The American Homecoming Act operated through the Orderly Departure Program in the respective U.S. embassies. U.S. Embassy officials would conduct interviews for Amerasians children and their families. The interviews were intended to prove whether or not the child's father was a U.S. military personnel. Under the American Homecoming Act, Vietnamese Amerasian children did not have to have documentation from their American fathers; however if they did, their case would be processed quicker. The approval rating for Amerasian applicants was approximately 95 percent.

The approved applicants and their families would go through a medical exam. The medical exam was less extensive than other immigration medical exams. If they passed, the U.S. would notify Vietnamese authorities and would process them for departure. The Amerasians would then be sent to the Philippines for a 6-month English language (ESL) and cultural orientation (CO) program. Once the Amerasians arrived in the United States they would be resettled by private voluntary agencies contracted with the U.S. State Department. Some Amerasians gave accounts that some "fake families" approached them as a way to immigrate to the United States. The U.S. Attorney General in conversation with the U.S. Secretary of State submitted program reports to the U.S. Congress every three years.

==Controversies==

While the American Homecoming Act was the most successful measure by the United States to encourage Amerasian immigration, the act faced controversies. A primary issue was the act only applied to Amerasian children born in Vietnam. The American Homecoming Act excluded Japan, Korea, the Philippines, Laos, Cambodia, and Thailand. While Amerasian children from outside Vietnam could immigrate to the United States, they could do so only if their fathers claimed them. Most fathers did not recognize their children, especially if they were born to sex workers.

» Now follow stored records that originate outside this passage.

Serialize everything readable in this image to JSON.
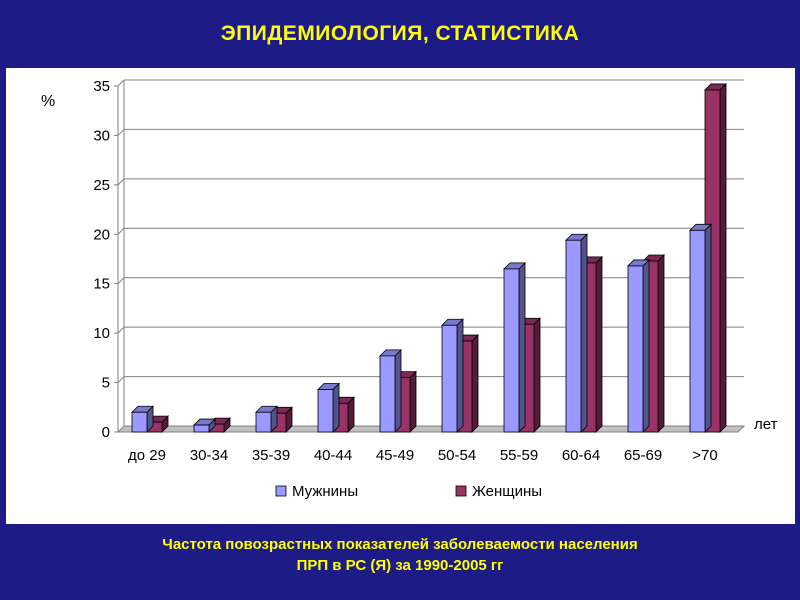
{
  "title": "ЭПИДЕМИОЛОГИЯ, СТАТИСТИКА",
  "caption": {
    "line1": "Частота повозрастных показателей заболеваемости населения",
    "line2": "ПРП в РС (Я) за 1990-2005 гг"
  },
  "colors": {
    "background": "#1d1b86",
    "title_text": "#ffff00",
    "panel": "#ffffff",
    "male_bar": "#9999ff",
    "female_bar": "#993366"
  },
  "chart_data": {
    "type": "bar",
    "ylabel": "%",
    "xlabel": "лет",
    "ylim": [
      0,
      35
    ],
    "yticks": [
      0,
      5,
      10,
      15,
      20,
      25,
      30,
      35
    ],
    "categories": [
      "до 29",
      "30-34",
      "35-39",
      "40-44",
      "45-49",
      "50-54",
      "55-59",
      "60-64",
      "65-69",
      ">70"
    ],
    "series": [
      {
        "name": "Мужнины",
        "color": "#9999ff",
        "values": [
          2.0,
          0.7,
          2.0,
          4.3,
          7.7,
          10.8,
          16.5,
          19.4,
          16.8,
          20.4
        ]
      },
      {
        "name": "Женщины",
        "color": "#993366",
        "values": [
          1.0,
          0.8,
          1.9,
          2.9,
          5.5,
          9.2,
          10.9,
          17.1,
          17.3,
          34.6
        ]
      }
    ],
    "grid": true,
    "legend_position": "bottom"
  }
}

There were other concerns facing the American Homecoming Act by the Vietnamese immigrants. Some accounts include a Vietnamese woman who attempted to claim American citizenship for her Amerasian son, but the father denied the relationship and responsibility by calling her a prostitute. Since sex workers were largely excluded, many children were unable to participate in the program. In the 1970s, the U.S. cut refugee cash assistance and medical aid to only eight months. Many Amerasian children account for their struggles in public school and very few attended higher education. Amerasian children who stayed in their respective countries found difficulties. Many of the children faced prejudice since their fair skin or very dark skin, blue eyes, or curly black hair would quickly identify them as Amerasian. Additionally the children faced judgment from the new socialist Vietnamese officials and other neighbors since their features positioned them as reminders of the "old enemy."